The government's offer of green cards with citizenship for the migrants and all their children and descendants “is the greatest deferred compensation bonus that can be offered,” said Law.
That's exactly why employers dangle it there to entice foreign workers. The employer holds all the cards there, which ensures that the foreign worker stays compliant and immobile, and doesn't ask for a raise or better working conditions. There'll be no point in sending an American to college — which continues to become astronomically expensive — when you won't get a decent job and you might not even get a job. You're must just rack up debt, and then you're going to end up living back at home, and be forced onto the dole.
This is creating a permanent underclass of actual Americans who used to view colleges as an opportunity for advancement.
Without legal rights, they can be sent back to their poor homelands at the direction of a mid-level manager. This lack of power allows executives to pay them little, ignore their opinions, work them long hours, switch them from one location to another, and transfer from one company to another company.
Most of these foreign gig workers are imported and paid by pyramids of sweatshop subcontractors. This domestic outsourcing means they cannot complain as they are hired, fired, moved, and abused by Fortune 500 clients. These prestigious companies face minimal risk of bad publicity from the many progressive journalists who are required to cover the concerns and priorities of migrants.
In the tech sector, their foreign workers' lack of skills is not a problem for most companies' executives. Most of the foreign graduates are mid-skilled workers hired for drudgework, such as maintaining and modifying software at insurance companies, which would ordinarily go to recent American graduates.
The exclusion of innovative American graduates minimizes the risk that corporate technology or business secrets will be leaked when American graduates quit or form rival companies. This informal knowledge-sharing was critical to Silicon Valley's growth versus tech centers in other cities — but was largely shut down by the tech leaders in the early 2000s. The CEOs first used an illegal hiring cartel but then shifted to greater use of foreign graduates. The result is that the tech industry uses the green card workforce to corral the technology under their control.

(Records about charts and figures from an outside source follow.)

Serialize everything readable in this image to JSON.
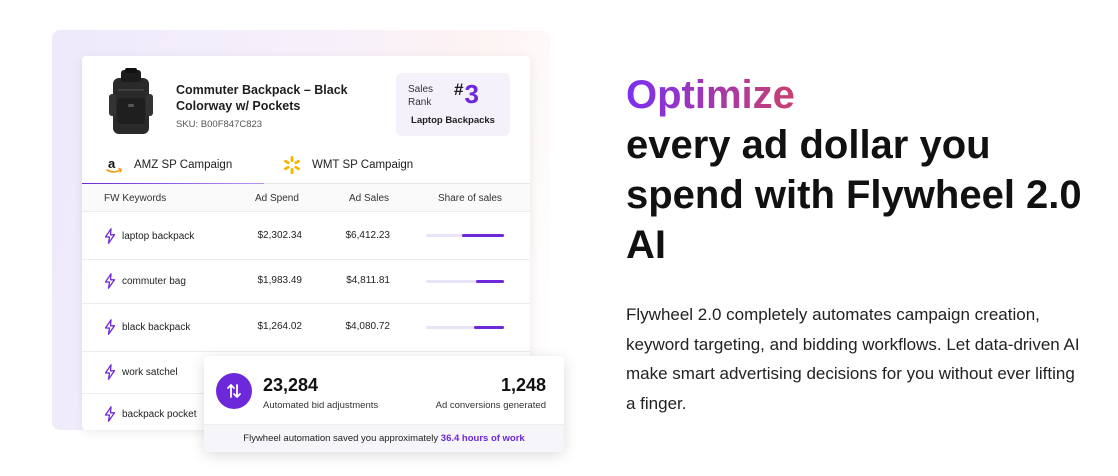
{
  "product": {
    "title": "Commuter Backpack – Black Colorway w/ Pockets",
    "sku": "SKU: B00F847C823",
    "image_icon": "backpack-image"
  },
  "rank": {
    "label": "Sales Rank",
    "hash": "#",
    "value": "3",
    "category": "Laptop Backpacks"
  },
  "tabs": [
    {
      "label": "AMZ SP Campaign",
      "icon": "amazon-logo-icon",
      "active": true
    },
    {
      "label": "WMT SP Campaign",
      "icon": "walmart-spark-icon",
      "active": false
    }
  ],
  "table": {
    "headers": [
      "FW Keywords",
      "Ad Spend",
      "Ad Sales",
      "Share of sales"
    ],
    "rows": [
      {
        "keyword": "laptop backpack",
        "spend": "$2,302.34",
        "sales": "$6,412.23",
        "share": 0.54
      },
      {
        "keyword": "commuter bag",
        "spend": "$1,983.49",
        "sales": "$4,811.81",
        "share": 0.36
      },
      {
        "keyword": "black backpack",
        "spend": "$1,264.02",
        "sales": "$4,080.72",
        "share": 0.38
      },
      {
        "keyword": "work satchel",
        "spend": "",
        "sales": "",
        "share": null
      },
      {
        "keyword": "backpack pocket",
        "spend": "",
        "sales": "",
        "share": null
      }
    ]
  },
  "automation": {
    "icon": "swap-arrows-icon",
    "stat1_value": "23,284",
    "stat1_label": "Automated bid adjustments",
    "stat2_value": "1,248",
    "stat2_label": "Ad conversions generated",
    "footer_text": "Flywheel automation saved you approximately ",
    "footer_highlight": "36.4 hours of work"
  },
  "headline": {
    "accent": "Optimize",
    "main": "every ad dollar you spend with Flywheel 2.0 AI"
  },
  "description": "Flywheel 2.0 completely automates campaign creation, keyword targeting, and bidding workflows. Let data-driven AI make smart advertising decisions for you without ever lifting a finger.",
  "colors": {
    "accent": "#6d28d9",
    "gradient_start": "#7b2ff2",
    "gradient_end": "#cb3f6e",
    "walmart_spark": "#f8b400"
  }
}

When Americans work alongside visa workers, they often face fraud, discrimination, and hostile work conditions, partly because U.S. executives can dismiss their professional advice. But they also face workplace harassment because foreign-born managers can use the visa program to sell American jobs to foreign graduates in exchange for illegal, backdoor payments.
“I was brought up that if you find an [technical problem] issue, raise it immediately,” one American professional told Breitbart News. However, the rules are different in an office run by Indian managers who gain from the expanded outsourcing instead of long-term innovation and profitability. He said:
When you find a bug, don't announce it [to your department colleagues]. Announce it to your [Indian] boss [because] they want to make sure it's not their problem and not their bug. Don't go through the normal process.
“This is the [white-collar version of the] ‘Any Willing Worker‘ provision” that President George W. Bush pushed in 2001, Law added. “This is a big payback to Silicon Valley for their continued dedication and financial support of the Democrat Party.”